The xT CDx is an advanced FDA-approved assay designed for tumor and normal DNA sequencing. Incorporating a comprehensive 648-gene panel, this assay provides critical insights for diagnosing and treating solid tumors, with specific functions in guiding targeted therapies in colorectal cancer patients. The test includes a thorough mutation profiling system that allows healthcare professionals to analyze substitutions, insertions, and deletions, delivering a powerful means to refine treatment options.
Beyond the standard, the xT CDx offers tumor and normal matched sequencing to distinguish somatic alterations, reducing false-positive results and improving accuracy in clinical assessments. Its integration into clinical practices is supported by its compatibility with various companion diagnostic claims, making it an essential tool for aligning treatment decisions with approved therapeutic products. By utilizing next-generation sequencing technologies, the xT CDx supports the optimization of treatment pathways and enhances patient care through detailed molecular insights.
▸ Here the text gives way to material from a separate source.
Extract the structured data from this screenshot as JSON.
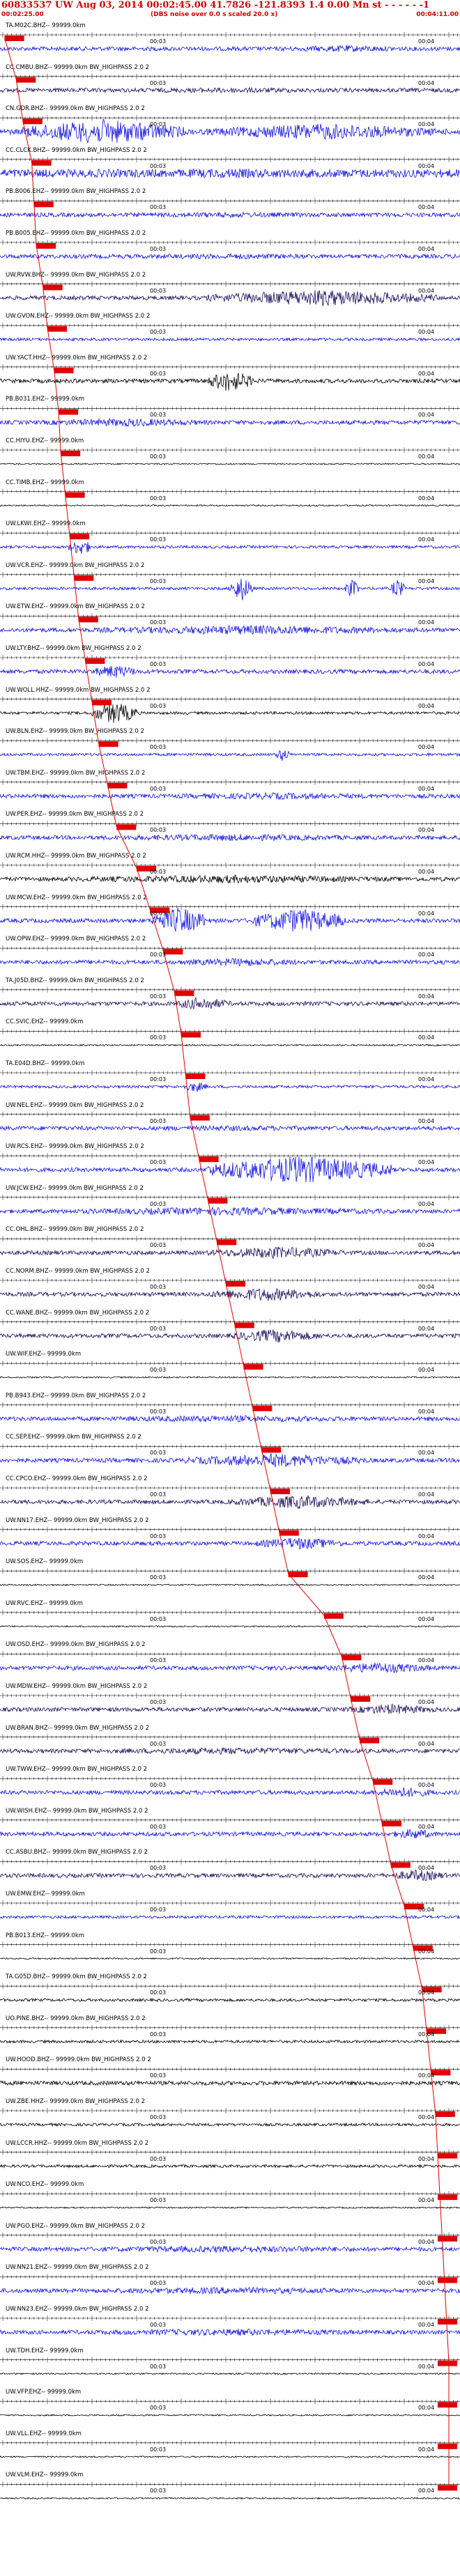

With the capacity to perform detailed analyses on formalin-fixed paraffin-embedded tumor tissues and matched normal samples, this assay promises high specificity and sensitivity in tumor profiling. Leveraging Tempus' cutting-edge bioinformatics infrastructure, the xT CDx ensures healthcare providers can make informed decisions supported by rich genetic data, setting a transformative benchmark in precision oncology.